Intervention de Catherine Troendle

Réunion du 23 mars 2010 à 14h30
Droit à la vie privée à l'heure du numérique — Discussion d'une proposition de loi

Photo de Catherine TroendleCatherine Troendle :

Madame la présidente, monsieur le secrétaire d’État, mes chers collègues, sur le fondement du rapport d’information de nos collègues M. Détraigne et Mme Escoffier sur la vie privée à l’heure des mémoires numériques, la proposition de loi que nous examinons aujourd’hui traite d’un sujet essentiel : le droit à la vie privée des individus dans un monde numérisé.

Valeur essentielle qui doit être absolument défendue dans un État de droit tel que le nôtre, ce droit se confronte à d’autres droits et libertés, parfois contradictoires mais que nous ne saurions pour autant négliger. La liberté d’expression, le droit à l’image ou encore le droit de la communication électronique sont, en effet, autant de valeurs qui peuvent se trouver en concurrence. Il est du devoir du législateur de trouver un juste équilibre entre elles.

De plus, si le développement d’Internet ouvre de nouvelles voies pour la connaissance, l’information, dans une société mondialisée où la communication est fondamentale, il constitue aussi un danger auquel nous devons savoir répondre. C’est là tout l’enjeu : parvenir à un compromis entre la liberté qu’offre Internet et le besoin de protection de ses utilisateurs qu’il rend nécessaire.

Lorsque nous parlons de protection, celle-ci doit se comprendre à un double niveau.
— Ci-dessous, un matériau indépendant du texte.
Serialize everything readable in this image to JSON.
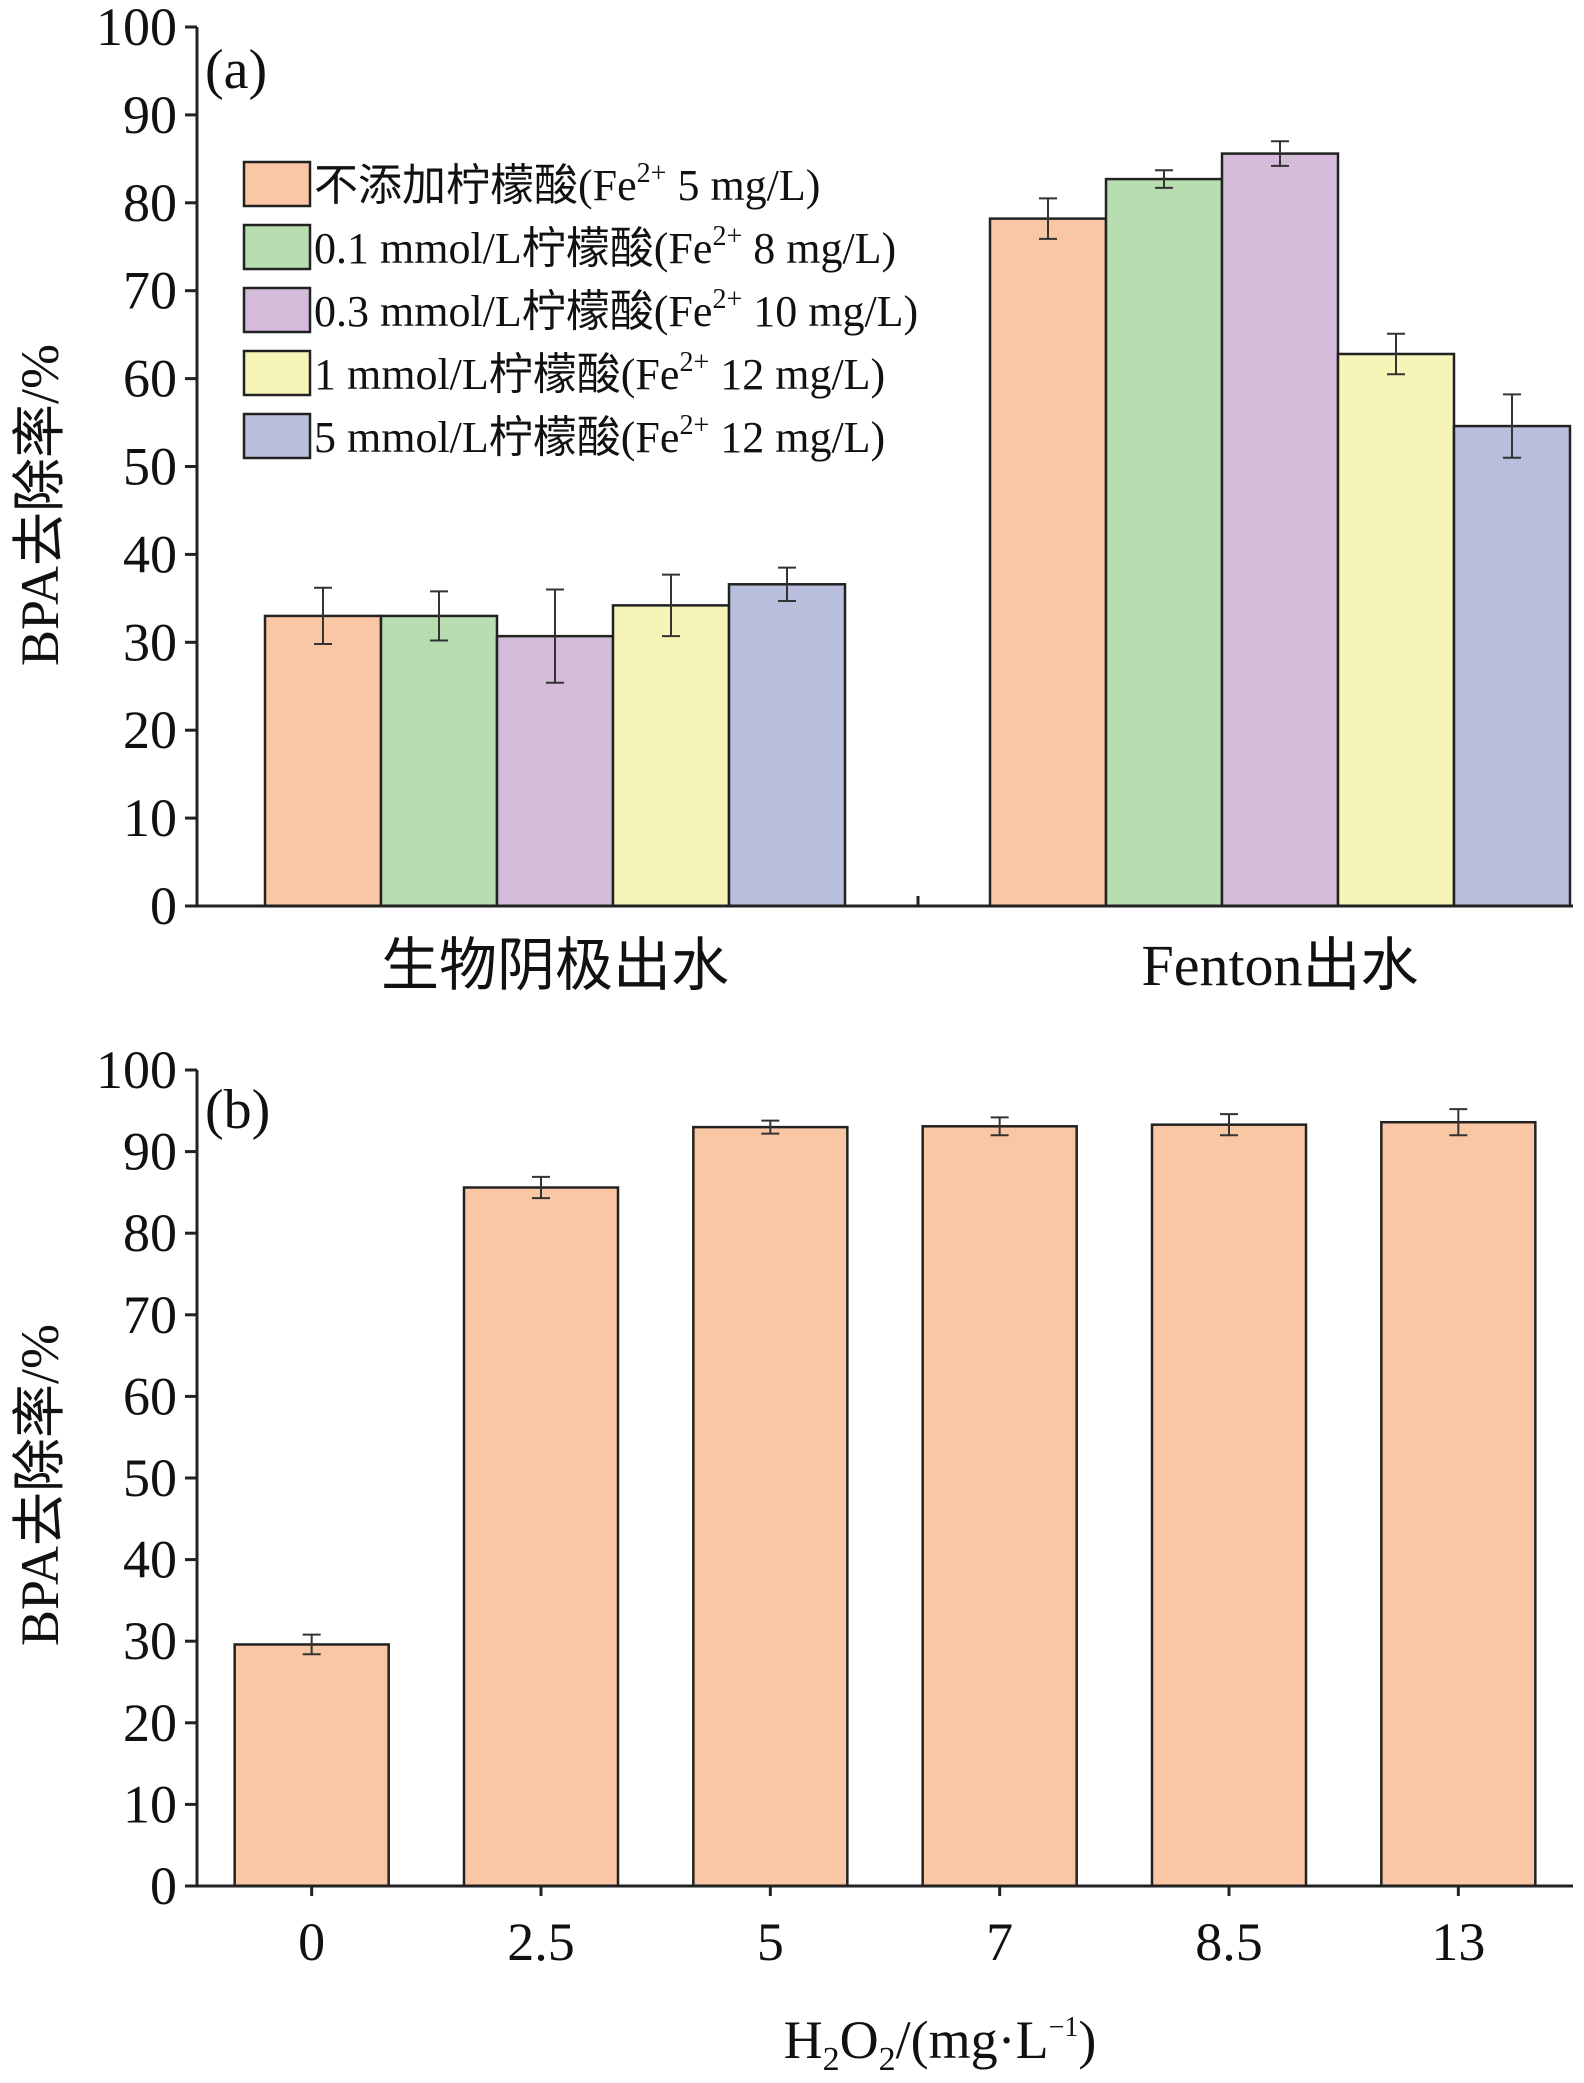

La protection, c’est d’abord la responsabilisation des individus. Comme le soulignent les auteurs du rapport, l’internaute doit être le premier acteur de sa propre protection ; c’est cela, être citoyen !

Cependant, pour que les individus soient à même de se protéger, il faut qu’ils aient été sensibilisés aux risques qu’Internet fait peser sur leur vie privée. En effet, si les enfants apparaissent de plus en plus comme détenant une véritable maîtrise des outils d’Internet, ils n’envisagent pas toujours pour autant les conséquences désastreuses sur leur vie privée que ceux-ci peuvent engendrer.
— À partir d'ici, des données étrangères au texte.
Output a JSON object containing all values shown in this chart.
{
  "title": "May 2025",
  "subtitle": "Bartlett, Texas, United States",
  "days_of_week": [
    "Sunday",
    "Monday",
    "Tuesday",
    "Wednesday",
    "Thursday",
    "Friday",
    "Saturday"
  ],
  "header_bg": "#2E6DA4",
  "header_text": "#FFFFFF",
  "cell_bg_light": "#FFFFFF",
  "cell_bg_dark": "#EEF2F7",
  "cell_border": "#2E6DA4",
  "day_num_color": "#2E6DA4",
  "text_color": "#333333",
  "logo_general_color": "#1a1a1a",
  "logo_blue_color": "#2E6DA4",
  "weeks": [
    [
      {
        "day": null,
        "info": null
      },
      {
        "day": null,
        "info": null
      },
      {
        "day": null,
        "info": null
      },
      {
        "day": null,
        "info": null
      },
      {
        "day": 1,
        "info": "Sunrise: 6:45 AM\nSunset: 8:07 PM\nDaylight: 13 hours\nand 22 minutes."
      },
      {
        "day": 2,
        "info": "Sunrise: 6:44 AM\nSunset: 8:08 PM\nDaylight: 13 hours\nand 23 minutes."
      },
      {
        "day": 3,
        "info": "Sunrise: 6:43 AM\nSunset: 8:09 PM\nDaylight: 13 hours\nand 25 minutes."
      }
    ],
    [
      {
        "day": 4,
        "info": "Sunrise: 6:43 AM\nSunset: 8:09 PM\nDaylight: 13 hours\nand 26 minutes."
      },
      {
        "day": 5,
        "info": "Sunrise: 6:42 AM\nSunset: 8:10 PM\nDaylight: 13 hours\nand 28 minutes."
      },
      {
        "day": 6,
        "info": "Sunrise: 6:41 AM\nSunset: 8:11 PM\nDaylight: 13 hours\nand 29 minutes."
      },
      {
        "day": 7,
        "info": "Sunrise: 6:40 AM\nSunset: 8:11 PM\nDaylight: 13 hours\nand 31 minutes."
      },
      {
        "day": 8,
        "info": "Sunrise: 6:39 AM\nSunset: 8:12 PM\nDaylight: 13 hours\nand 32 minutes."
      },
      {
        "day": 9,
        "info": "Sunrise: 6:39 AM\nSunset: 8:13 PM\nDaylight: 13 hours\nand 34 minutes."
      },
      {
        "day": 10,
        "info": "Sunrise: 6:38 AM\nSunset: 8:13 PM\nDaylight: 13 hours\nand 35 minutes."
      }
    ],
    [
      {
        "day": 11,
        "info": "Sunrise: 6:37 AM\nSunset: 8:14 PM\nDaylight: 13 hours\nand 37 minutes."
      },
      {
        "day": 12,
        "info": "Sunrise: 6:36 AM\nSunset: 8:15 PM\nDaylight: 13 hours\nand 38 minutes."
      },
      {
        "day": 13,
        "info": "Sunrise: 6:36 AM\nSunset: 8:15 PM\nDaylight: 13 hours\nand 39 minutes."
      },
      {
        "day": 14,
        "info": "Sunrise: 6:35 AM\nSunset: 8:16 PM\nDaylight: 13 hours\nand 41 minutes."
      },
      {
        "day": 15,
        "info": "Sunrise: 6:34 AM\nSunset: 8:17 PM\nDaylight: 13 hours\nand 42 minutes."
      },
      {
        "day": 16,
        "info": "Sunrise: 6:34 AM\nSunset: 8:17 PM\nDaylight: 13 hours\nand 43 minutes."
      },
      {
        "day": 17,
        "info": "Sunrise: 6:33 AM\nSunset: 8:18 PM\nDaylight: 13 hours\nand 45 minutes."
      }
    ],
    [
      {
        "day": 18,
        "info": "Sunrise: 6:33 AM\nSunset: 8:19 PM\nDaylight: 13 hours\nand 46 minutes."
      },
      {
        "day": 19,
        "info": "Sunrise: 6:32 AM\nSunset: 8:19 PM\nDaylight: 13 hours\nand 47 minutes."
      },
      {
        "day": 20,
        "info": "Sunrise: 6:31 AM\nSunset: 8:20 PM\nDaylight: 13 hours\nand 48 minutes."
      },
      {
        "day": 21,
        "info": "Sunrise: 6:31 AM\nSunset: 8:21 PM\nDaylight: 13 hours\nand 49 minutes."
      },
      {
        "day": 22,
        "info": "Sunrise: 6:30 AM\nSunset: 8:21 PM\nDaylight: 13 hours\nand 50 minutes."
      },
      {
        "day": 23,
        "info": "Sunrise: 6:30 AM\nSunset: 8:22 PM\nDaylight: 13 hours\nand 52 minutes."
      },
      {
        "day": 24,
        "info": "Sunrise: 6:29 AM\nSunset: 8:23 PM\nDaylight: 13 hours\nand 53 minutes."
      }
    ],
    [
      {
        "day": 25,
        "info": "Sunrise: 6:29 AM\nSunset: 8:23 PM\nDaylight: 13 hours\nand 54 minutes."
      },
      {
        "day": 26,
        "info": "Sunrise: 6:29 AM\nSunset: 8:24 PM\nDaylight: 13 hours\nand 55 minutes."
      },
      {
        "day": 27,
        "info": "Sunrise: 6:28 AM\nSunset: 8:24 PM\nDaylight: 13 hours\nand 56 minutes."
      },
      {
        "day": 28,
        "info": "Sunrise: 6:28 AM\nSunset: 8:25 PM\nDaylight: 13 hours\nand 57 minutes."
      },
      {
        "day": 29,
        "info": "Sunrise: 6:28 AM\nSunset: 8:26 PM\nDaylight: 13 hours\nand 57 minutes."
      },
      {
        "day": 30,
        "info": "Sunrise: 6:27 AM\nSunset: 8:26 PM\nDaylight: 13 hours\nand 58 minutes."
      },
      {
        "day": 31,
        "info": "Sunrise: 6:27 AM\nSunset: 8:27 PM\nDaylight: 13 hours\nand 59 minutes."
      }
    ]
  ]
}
Certes, il appartient aux parents d’être les premiers garde-fous d’une utilisation parfois abusive d’Internet, parce leur rôle est aussi de transmettre les principes de pudeur et d’intimité. Cependant, nombre de parents semblent impuissants car, contrairement à leurs enfants, ils ne sont pas toujours maîtres des outils offerts par les nouvelles technologies. En conséquence, ils n’ont pas toujours eux-mêmes conscience des menaces qui pèsent sur la vie privée de leurs enfants, comme le montre de façon pertinente l’exemple des « sextos », développé par les auteurs du rapport. Or protéger nos enfants est une obligation à laquelle nous ne saurions nous dérober.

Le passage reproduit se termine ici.